In terms of investments, we are looking at roughly Rs 24-26 crore for four stores this year. There are no other major investments for us. We run out of one warehouse in Mumbai.
What is your location strategy?
We share our property team with Shoppers Stop. Though the businesses are run separately, we share the property, taxation and treasury, and our location strategy is also the same.
The reality of location is the fact that a lot of times we don’t know whether the mall is going to be successful or not. Sometimes you are very confident, and other times you are building for the future. Though there is some science to it, there is a lot of gut feel as well.
We have definitely learnt some lessons in terms of the size of the store and visibility. Typically, a hypermarket is in the basement, but we are very clear that the basement needs to have visibility. We are also very clear that it’s better that the hypermarket is not the only retailer. Having an electronics store, value retailer or a lifestyle store makes the mall that much more successful.

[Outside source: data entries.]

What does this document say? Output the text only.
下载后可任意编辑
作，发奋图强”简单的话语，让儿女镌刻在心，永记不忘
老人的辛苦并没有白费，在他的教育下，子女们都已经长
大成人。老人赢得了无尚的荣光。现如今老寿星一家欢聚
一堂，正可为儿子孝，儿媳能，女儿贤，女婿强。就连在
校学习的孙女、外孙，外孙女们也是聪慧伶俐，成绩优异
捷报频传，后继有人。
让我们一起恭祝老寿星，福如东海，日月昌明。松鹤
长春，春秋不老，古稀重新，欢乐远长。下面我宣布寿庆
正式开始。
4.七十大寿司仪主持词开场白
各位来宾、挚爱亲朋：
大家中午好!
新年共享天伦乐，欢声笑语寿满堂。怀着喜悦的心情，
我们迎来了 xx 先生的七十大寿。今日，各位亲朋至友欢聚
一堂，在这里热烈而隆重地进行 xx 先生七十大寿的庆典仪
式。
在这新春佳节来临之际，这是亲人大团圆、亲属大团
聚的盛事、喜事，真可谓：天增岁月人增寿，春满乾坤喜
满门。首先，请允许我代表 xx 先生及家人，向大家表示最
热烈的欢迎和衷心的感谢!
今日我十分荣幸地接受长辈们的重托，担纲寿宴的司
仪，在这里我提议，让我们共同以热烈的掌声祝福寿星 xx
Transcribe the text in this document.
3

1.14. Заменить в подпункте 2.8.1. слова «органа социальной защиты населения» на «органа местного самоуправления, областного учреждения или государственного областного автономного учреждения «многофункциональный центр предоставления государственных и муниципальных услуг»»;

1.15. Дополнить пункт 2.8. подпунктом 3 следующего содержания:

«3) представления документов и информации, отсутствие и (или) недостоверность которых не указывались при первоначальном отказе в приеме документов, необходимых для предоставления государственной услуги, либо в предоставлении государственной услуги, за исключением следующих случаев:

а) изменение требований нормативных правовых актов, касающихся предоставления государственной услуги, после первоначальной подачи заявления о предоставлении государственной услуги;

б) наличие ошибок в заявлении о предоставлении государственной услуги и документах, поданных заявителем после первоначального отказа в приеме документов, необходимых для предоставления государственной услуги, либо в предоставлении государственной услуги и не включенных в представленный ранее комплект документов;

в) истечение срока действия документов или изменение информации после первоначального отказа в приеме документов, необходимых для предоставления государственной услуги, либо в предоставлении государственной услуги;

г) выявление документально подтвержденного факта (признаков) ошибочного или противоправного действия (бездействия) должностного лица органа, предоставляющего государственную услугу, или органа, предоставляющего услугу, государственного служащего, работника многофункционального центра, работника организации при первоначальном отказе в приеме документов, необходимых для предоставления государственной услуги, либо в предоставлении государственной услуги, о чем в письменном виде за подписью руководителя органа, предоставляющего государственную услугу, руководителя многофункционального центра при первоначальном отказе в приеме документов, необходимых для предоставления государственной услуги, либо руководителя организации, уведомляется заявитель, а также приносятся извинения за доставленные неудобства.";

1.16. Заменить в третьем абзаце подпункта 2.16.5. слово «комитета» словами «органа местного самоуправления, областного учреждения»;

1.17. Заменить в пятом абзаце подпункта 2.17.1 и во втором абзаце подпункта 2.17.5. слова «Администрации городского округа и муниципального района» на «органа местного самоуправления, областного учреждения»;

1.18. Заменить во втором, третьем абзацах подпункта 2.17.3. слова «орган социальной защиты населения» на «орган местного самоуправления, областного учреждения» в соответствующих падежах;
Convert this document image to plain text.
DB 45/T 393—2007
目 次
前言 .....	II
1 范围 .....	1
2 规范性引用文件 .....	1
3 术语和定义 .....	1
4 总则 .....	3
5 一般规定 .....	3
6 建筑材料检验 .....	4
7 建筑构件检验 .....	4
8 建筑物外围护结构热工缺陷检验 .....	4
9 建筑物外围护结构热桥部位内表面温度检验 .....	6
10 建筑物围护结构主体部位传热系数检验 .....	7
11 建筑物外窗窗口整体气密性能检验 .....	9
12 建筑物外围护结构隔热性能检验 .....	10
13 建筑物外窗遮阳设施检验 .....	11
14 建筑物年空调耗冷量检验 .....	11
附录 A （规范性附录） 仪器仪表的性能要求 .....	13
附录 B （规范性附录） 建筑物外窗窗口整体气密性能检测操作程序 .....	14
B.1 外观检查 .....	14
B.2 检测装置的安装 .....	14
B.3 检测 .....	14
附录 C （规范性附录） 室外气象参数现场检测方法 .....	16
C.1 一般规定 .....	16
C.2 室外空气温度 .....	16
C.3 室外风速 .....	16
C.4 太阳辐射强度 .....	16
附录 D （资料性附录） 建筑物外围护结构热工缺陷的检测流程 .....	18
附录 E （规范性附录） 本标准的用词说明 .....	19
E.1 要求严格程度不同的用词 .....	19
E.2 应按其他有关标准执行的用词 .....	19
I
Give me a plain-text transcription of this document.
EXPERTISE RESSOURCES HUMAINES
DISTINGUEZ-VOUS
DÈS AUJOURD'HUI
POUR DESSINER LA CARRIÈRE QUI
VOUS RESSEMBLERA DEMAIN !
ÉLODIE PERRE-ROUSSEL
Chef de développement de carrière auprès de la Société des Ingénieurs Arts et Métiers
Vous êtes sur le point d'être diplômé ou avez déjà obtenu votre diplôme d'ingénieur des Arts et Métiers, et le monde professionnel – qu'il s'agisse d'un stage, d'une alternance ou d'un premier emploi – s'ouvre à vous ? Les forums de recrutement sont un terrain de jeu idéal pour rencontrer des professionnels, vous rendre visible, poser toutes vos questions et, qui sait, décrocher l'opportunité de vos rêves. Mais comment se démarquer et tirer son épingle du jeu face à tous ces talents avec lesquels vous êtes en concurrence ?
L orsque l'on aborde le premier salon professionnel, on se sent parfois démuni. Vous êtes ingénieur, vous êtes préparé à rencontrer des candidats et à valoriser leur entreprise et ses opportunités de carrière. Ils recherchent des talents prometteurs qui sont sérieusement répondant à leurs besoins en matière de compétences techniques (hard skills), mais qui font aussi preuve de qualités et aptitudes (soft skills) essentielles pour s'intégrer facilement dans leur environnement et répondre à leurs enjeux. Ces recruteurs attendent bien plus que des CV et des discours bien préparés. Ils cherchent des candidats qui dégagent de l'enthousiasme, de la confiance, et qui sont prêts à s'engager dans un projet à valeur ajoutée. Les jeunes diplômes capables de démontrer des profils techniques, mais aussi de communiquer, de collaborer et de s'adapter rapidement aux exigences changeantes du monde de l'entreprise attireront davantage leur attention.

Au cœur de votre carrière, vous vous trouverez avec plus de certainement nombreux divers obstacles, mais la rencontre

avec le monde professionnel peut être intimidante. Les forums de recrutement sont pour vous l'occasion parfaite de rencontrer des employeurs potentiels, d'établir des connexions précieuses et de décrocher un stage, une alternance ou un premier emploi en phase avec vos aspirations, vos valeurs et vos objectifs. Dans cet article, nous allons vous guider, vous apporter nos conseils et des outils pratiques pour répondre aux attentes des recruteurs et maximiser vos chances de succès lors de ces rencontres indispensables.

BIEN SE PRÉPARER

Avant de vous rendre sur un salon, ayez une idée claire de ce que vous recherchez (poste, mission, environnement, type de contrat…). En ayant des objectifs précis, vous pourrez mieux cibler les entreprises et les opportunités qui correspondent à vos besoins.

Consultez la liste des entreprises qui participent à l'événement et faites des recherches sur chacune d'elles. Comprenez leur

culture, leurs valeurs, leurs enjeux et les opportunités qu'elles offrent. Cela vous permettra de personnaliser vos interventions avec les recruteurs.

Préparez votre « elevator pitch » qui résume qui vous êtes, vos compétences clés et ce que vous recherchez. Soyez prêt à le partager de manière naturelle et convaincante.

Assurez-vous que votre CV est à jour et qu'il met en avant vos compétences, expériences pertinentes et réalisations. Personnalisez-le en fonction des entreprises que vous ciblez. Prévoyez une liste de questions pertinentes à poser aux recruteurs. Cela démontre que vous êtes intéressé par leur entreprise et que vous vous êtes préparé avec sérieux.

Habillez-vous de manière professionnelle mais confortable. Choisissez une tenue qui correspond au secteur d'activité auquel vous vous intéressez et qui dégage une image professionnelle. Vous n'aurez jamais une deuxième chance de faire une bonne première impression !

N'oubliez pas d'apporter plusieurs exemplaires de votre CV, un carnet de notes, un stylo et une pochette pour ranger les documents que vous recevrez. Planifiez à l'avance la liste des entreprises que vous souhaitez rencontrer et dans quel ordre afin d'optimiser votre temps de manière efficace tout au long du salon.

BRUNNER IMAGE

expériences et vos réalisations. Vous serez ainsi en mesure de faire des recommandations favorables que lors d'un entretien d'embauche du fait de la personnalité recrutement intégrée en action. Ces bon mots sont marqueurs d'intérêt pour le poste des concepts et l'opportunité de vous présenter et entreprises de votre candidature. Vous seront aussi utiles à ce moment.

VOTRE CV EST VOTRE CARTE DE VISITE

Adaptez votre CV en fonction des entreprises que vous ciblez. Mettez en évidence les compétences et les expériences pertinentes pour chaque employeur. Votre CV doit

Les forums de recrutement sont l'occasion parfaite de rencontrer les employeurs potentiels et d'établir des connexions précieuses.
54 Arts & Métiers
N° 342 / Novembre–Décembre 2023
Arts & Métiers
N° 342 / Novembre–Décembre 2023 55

What are your future plans?
The next 12 months will be about how hard we can push sales and how much more volume can we punch. We have invested very heavily in IT and operations. So we have a better front-end presentation than other competitors, and as a result we are able to get better volumes. Our stores coped very well during Diwali, which is a busy trading period. And that set us thinking that we could put more volume. This year is also about pushing our apparel business, investing in private label and developing home and lifestyle products; furniture is one of the categories we want to get into seriously.